Da Rocky a Creed: la saga cult tra realtà e finzione
Creed e la riscossa della comunità nera
Creed è stato quindi sicuramente un giusto risarcimento, connesso ad un'America che dal punto di vista demografico e culturale è cambiata moltissimo. Adonis Creed fu ciò che era stato Rocky per il pubblico bianco: il re che non avevano. La boxe negli anni 2000, non è più "affare" degli afroamericani, soprattutto i pesi massimi sono stati il regno di pugili europei e bianchi (i Klitschko hanno dominato per 11 anni). Creed mostrava un ragazzo che rifiutava la sua vita di privilegiato, abbracciava un'inversione del processo di rivalsa sociale, mostrando il giovane, mentre si faceva un nome in Messico, in quel paese dove da decenni milioni di disperati (i "nuovi" afroamericani) fanno di tutto pur di fuggire, in cerca di una possibilità nel paese delle opportunità. Se Rocky era un bullo di un quartiere bianco ed alcolizzato, Creed sceglierà di stare in un ghetto di disperati, e quando Rocky lo allena come Mickey allenava lui, avrà gli stessi problemi legati ad una tecnica non eccelsa. E chi è l'avversario di turno? Casualmente un pugile bianco, quel Ricky Conlan (il campione inglese Tony Bellew) arrogante e sicuro di sé, che però sarà costretto agli straordinari per vincere contro Adonis. Si perché, come nel primo Rocky, il protagonista perde, ma con onore, dimostra a se stesso che è qualcuno, che vale qualcosa, che quel cognome, Creed, non è solo un caso.

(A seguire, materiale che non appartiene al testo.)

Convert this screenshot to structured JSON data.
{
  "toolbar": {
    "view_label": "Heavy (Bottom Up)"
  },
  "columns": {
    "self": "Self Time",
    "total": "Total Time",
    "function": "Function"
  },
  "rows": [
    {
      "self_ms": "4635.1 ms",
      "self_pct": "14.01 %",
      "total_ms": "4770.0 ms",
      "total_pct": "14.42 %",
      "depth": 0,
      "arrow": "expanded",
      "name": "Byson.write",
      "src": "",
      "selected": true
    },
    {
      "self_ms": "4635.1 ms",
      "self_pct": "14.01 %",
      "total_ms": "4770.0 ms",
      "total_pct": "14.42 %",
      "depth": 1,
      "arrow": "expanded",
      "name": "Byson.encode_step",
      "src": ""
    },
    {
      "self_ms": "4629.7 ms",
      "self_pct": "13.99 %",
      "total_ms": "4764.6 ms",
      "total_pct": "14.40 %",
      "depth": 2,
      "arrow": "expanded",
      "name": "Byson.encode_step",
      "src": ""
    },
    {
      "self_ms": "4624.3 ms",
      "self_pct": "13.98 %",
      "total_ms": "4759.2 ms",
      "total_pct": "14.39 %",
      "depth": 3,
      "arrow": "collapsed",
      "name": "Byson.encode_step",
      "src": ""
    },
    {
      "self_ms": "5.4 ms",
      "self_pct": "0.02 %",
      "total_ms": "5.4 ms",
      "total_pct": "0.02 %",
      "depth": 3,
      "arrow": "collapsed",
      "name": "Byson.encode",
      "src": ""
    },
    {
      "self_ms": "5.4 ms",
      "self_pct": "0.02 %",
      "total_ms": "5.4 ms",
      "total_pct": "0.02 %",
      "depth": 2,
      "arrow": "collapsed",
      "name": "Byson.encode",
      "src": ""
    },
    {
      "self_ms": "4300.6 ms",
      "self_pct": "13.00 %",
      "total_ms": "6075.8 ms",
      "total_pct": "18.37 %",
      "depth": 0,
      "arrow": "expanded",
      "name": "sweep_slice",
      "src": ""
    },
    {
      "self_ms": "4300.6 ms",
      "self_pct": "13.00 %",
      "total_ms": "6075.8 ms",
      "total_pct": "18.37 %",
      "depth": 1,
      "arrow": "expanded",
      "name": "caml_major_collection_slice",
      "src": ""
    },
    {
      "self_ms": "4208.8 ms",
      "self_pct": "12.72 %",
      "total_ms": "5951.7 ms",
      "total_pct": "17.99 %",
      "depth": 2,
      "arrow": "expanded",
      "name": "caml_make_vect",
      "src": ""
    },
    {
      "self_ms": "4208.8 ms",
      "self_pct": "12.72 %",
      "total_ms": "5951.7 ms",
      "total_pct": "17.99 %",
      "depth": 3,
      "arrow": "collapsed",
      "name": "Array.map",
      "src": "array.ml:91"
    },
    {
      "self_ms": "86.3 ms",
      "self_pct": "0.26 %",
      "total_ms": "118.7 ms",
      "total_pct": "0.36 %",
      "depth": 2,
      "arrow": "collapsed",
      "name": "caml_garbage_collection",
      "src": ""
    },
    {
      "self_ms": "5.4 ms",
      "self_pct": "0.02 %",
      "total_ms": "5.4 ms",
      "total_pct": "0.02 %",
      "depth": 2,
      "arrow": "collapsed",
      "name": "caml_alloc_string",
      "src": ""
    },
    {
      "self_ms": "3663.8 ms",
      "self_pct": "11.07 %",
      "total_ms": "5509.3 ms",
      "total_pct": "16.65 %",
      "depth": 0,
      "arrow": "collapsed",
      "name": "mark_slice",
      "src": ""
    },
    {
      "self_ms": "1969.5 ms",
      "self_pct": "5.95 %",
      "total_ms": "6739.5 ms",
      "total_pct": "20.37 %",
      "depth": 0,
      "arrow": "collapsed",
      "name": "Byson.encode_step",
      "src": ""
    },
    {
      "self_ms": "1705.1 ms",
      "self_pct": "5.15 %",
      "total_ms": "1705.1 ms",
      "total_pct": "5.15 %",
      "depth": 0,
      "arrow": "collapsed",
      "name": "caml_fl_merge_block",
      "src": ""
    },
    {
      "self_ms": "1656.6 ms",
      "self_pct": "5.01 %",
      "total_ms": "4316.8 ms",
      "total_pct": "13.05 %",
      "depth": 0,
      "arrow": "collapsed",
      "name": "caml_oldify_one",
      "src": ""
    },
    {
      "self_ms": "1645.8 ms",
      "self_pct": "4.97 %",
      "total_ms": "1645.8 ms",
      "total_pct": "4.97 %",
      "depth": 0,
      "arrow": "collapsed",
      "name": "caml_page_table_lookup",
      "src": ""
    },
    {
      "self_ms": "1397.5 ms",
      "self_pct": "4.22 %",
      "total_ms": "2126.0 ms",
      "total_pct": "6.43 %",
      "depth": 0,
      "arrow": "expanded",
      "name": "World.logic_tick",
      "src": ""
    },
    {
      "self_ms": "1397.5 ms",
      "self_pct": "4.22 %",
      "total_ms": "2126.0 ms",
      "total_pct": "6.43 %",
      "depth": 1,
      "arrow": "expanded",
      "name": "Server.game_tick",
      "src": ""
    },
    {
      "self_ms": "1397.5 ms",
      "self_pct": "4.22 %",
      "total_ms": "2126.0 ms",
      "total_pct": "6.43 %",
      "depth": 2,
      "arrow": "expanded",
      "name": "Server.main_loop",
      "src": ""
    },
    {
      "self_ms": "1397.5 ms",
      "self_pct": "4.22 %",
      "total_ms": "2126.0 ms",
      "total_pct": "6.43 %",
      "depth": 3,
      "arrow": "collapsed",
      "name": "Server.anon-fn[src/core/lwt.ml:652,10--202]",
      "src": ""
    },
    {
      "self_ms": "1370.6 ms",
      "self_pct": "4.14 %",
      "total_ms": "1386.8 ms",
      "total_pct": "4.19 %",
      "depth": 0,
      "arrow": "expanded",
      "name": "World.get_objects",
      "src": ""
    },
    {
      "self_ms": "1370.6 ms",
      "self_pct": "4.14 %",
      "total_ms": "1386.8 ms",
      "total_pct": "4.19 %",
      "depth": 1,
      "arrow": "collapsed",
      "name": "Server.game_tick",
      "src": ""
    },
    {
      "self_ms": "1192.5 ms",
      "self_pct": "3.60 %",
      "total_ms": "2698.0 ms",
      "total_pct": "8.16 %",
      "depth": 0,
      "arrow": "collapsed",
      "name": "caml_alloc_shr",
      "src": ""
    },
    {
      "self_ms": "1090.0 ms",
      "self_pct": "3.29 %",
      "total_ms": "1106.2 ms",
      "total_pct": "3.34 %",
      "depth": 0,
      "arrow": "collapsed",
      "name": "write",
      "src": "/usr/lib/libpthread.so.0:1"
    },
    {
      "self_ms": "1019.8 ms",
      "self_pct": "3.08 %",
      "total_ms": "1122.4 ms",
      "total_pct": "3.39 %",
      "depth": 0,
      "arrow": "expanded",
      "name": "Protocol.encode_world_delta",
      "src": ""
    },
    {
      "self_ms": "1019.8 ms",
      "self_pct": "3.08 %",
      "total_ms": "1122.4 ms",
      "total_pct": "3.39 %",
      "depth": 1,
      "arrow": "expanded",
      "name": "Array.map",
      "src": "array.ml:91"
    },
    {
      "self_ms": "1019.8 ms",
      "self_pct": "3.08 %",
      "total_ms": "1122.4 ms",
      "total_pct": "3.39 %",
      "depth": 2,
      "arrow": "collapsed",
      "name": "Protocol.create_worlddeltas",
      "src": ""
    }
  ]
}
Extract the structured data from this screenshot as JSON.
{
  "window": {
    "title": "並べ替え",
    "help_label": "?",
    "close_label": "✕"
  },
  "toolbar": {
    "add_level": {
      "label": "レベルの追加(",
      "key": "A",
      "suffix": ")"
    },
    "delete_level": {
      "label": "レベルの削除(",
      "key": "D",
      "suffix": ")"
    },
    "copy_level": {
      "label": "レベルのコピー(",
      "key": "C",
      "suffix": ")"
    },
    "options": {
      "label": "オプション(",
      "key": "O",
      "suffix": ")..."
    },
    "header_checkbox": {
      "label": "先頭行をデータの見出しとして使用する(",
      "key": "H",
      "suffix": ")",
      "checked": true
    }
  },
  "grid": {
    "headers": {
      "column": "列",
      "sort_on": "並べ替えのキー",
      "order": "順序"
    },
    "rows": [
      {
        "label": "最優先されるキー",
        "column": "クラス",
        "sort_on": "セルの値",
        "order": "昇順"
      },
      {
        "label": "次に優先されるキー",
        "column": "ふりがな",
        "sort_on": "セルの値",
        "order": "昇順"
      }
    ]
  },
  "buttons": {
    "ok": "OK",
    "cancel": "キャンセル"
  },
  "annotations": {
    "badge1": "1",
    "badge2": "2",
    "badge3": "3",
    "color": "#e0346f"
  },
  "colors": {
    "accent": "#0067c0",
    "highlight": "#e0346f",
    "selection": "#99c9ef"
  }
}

Le strade rimangono il ring dell'America
Sono passati cinque anni dall'uscita al cinema di Creed, che correva sulle orme di Rocky, saliva le stesse scale, portava la bandiera americana contro la malasorte in terra straniera. Ma soprattutto si collegava alla stessa visione della vita e della società del pugile italo-americano, sferzava il materialismo, il culto del successo, abbracciava la necessità di conoscersi e accettarsi. La comunità afroamericana di quel 2015, aveva il suo Presidente, si era accontentata di questo, aveva smesso di combattere, pensava che la rivoluzione, l'eguaglianza, sarebbero venute da sé. Errore fondamentale, ci ricordò Creed, perché la realtà della società americana è fatta di lotta, di contrapposizione, di saper uscire dai palazzi del "sistema" come Adonis, tornare nelle strade, non dimenticarsi che è da lì che si viene e ancora oggi è lì che molti stanno. Un film generazionale anche, con le chiavi del futuro che Stallone, con il suo italo-americano malato ma incredibilmente umano e compassionevole, cede nelle mani della nuova società, dei nuovi trentenni, alle prese con battaglie antiche e moderne assieme. L'American Dream, la battaglia per un futuro migliore, passa definitivamente nella mani della comunità nera, la stessa che in questi mesi è scesa nelle stesse strade su cui correva Rocky, per vincere il suo match.